Background
The authors report that isoprene emissions from forests in the vicinity of NOX pollution sources such as cities can contribute considerably to tropospheric ozone (O3) formation, especially during hot summer weather; and because increasing warmth and atmospheric CO2 concentrations are known to enhance leaf growth and forest productivity, they note that many people believe O3 formation will be increased in a warmer and CO2-enriched world of the future, due to higher forest isoprene emission rates.

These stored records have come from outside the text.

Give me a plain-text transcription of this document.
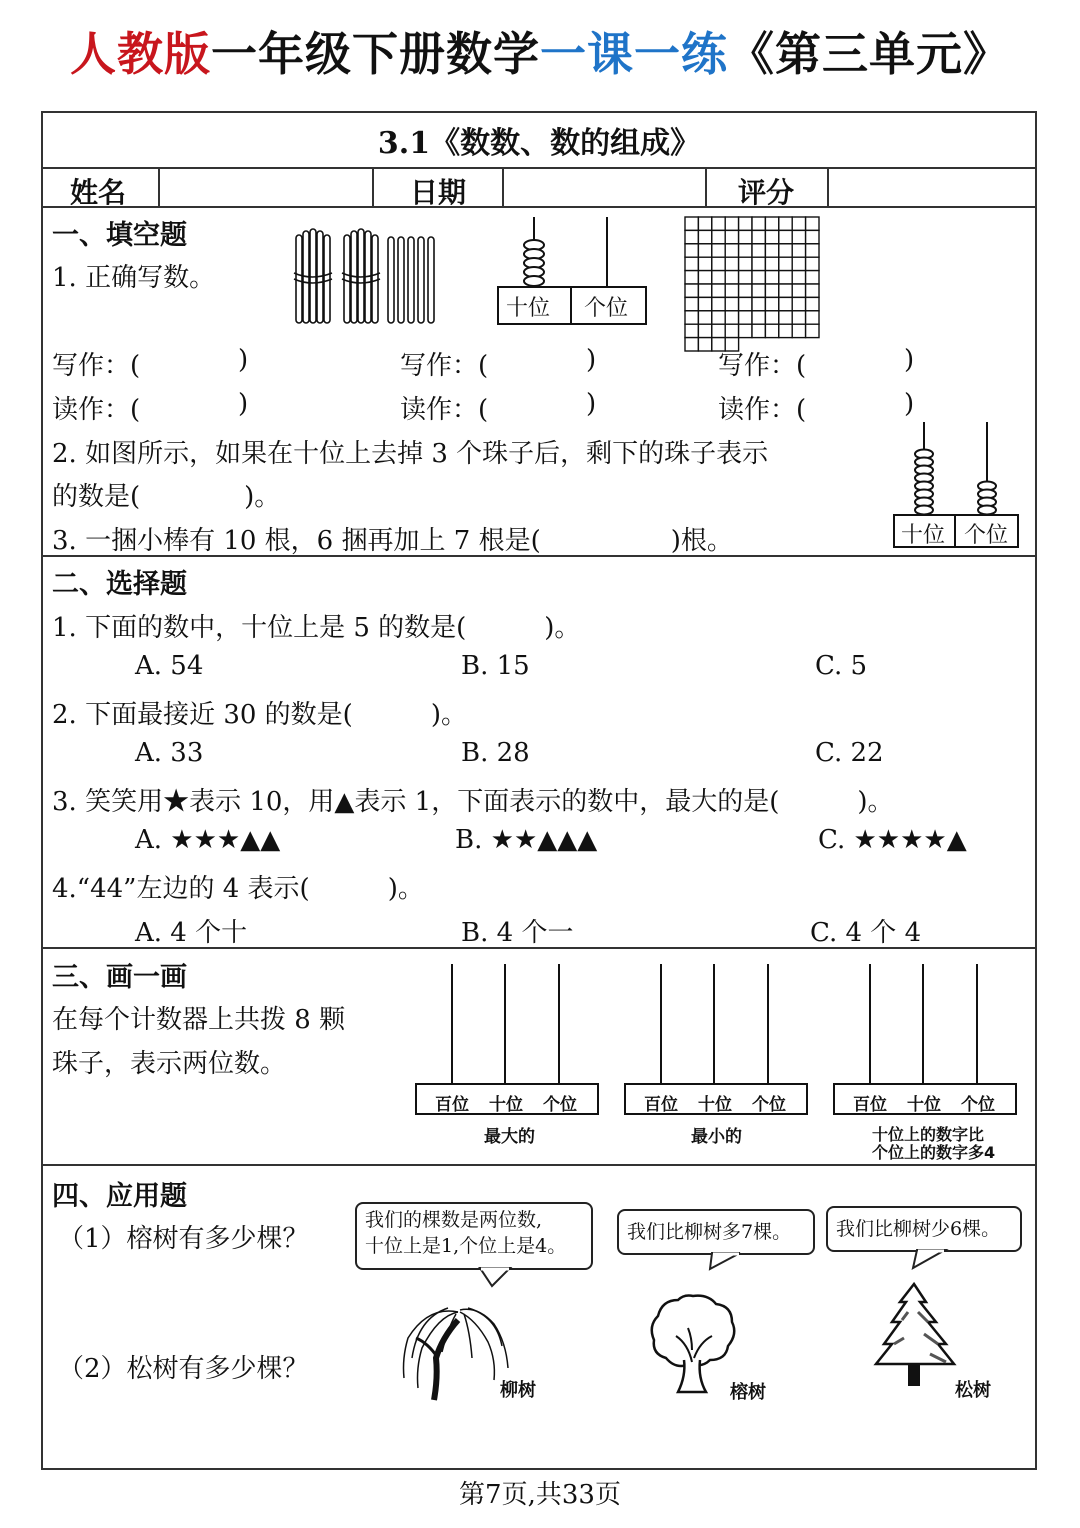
人教版一年级下册数学一课一练《第三单元》
3.1《数数、数的组成》
姓名	日期	评分
一、填空题
1. 正确写数。
十位 个位
写作：(	)	写作：(	)	写作：(	)
读作：(	)	读作：(	)	读作：(	)
2. 如图所示，如果在十位上去掉 3 个珠子后，剩下的珠子表示
的数是(　　　　)。
3. 一捆小棒有 10 根，6 捆再加上 7 根是(　　　　　)根。	十位 个位
二、选择题
1. 下面的数中，十位上是 5 的数是(　　　)。
A. 54	B. 15	C. 5
2. 下面最接近 30 的数是(　　　)。
A. 33	B. 28	C. 22
3. 笑笑用★表示 10，用▲表示 1，下面表示的数中，最大的是(　　　)。
A. ★★★▲▲	B. ★★▲▲▲	C. ★★★★▲
4.“44”左边的 4 表示(　　　)。
A. 4 个十	B. 4 个一	C. 4 个 4
三、画一画
在每个计数器上共拨 8 颗
珠子，表示两位数。
百位 十位 个位
最大的
百位 十位 个位
最小的
百位 十位 个位
十位上的数字比
个位上的数字多4
四、应用题
（1）榕树有多少棵？
（2）松树有多少棵？
我们的棵数是两位数,
十位上是1,个位上是4。
我们比柳树多7棵。	我们比柳树少6棵。
柳树	榕树	松树
第7页,共33页
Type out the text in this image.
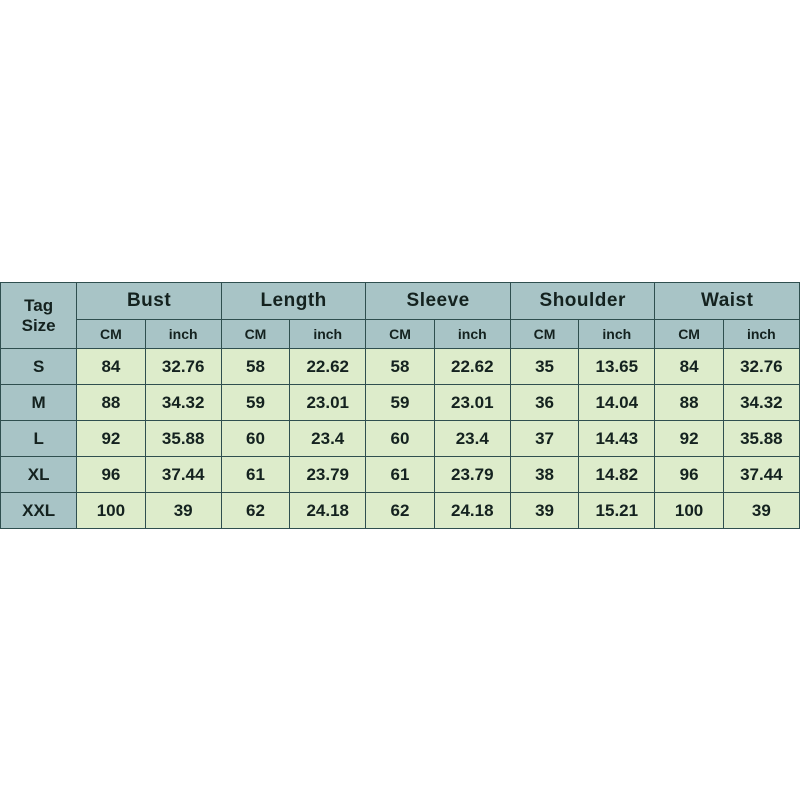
Tag
Size	Bust		Length		Sleeve		Shoulder		Waist	
	CM	inch	CM	inch	CM	inch	CM	inch	CM	inch
S	84	32.76	58	22.62	58	22.62	35	13.65	84	32.76
M	88	34.32	59	23.01	59	23.01	36	14.04	88	34.32
L	92	35.88	60	23.4	60	23.4	37	14.43	92	35.88
XL	96	37.44	61	23.79	61	23.79	38	14.82	96	37.44
XXL	100	39	62	24.18	62	24.18	39	15.21	100	39
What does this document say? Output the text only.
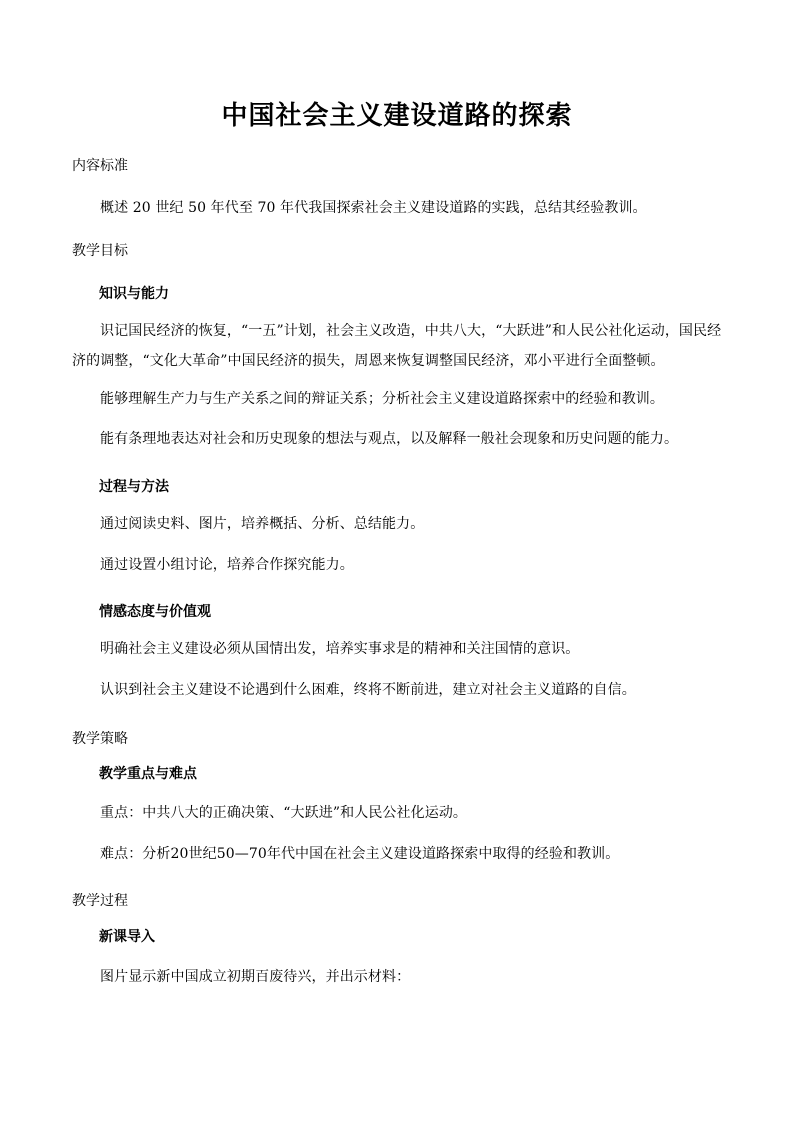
中国社会主义建设道路的探索
内容标准

概述 20 世纪 50 年代至 70 年代我国探索社会主义建设道路的实践，总结其经验教训。

教学目标
知识与能力

识记国民经济的恢复，“一五”计划，社会主义改造，中共八大，“大跃进”和人民公社化运动，国民经济的调整，“文化大革命”中国民经济的损失，周恩来恢复调整国民经济，邓小平进行全面整顿。

能够理解生产力与生产关系之间的辩证关系；分析社会主义建设道路探索中的经验和教训。

能有条理地表达对社会和历史现象的想法与观点，以及解释一般社会现象和历史问题的能力。

过程与方法

通过阅读史料、图片，培养概括、分析、总结能力。

通过设置小组讨论，培养合作探究能力。

情感态度与价值观

明确社会主义建设必须从国情出发，培养实事求是的精神和关注国情的意识。

认识到社会主义建设不论遇到什么困难，终将不断前进，建立对社会主义道路的自信。

教学策略
教学重点与难点

重点：中共八大的正确决策、“大跃进”和人民公社化运动。

难点：分析20世纪50—70年代中国在社会主义建设道路探索中取得的经验和教训。

教学过程
新课导入

图片显示新中国成立初期百废待兴，并出示材料：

However, they say that most such projections "do not include the possible CO2-inhibition of leaf isoprene metabolism," as described by a number of experimental studies we have reviewed on our website (see Isoprene in our Subject Index).

What was done
Arneth et al. used a mechanistic isoprene-dynamic vegetation model of European woody vegetation to "investigate the interactive effects of climate and CO2 concentration on forest productivity, species composition, and isoprene emissions for the periods 1981-2000 and 2081-2100," which included a parameterization of the now-well-established direct CO2-isoprene inhibition phenomenon.

What was learned
"Across the model domain," as the four Swedish researchers describe it, the CO2-isoprene inhibition effect "has the potential to offset the stimulation of [isoprene] emissions that could be expected from warmer temperatures and from the increased productivity and leaf area of emitting vegetation."

What it means
Because ozone "is toxic for humans, animals, and plants even at relatively low concentrations," according to Arneth et al., their findings should be reassuring to people living in Europe -- and elsewhere -- for it would appear that a CO2-enriched and warmer world will provide a doubly beneficial future for them, with greater forest productivity and less associated ozone pollution.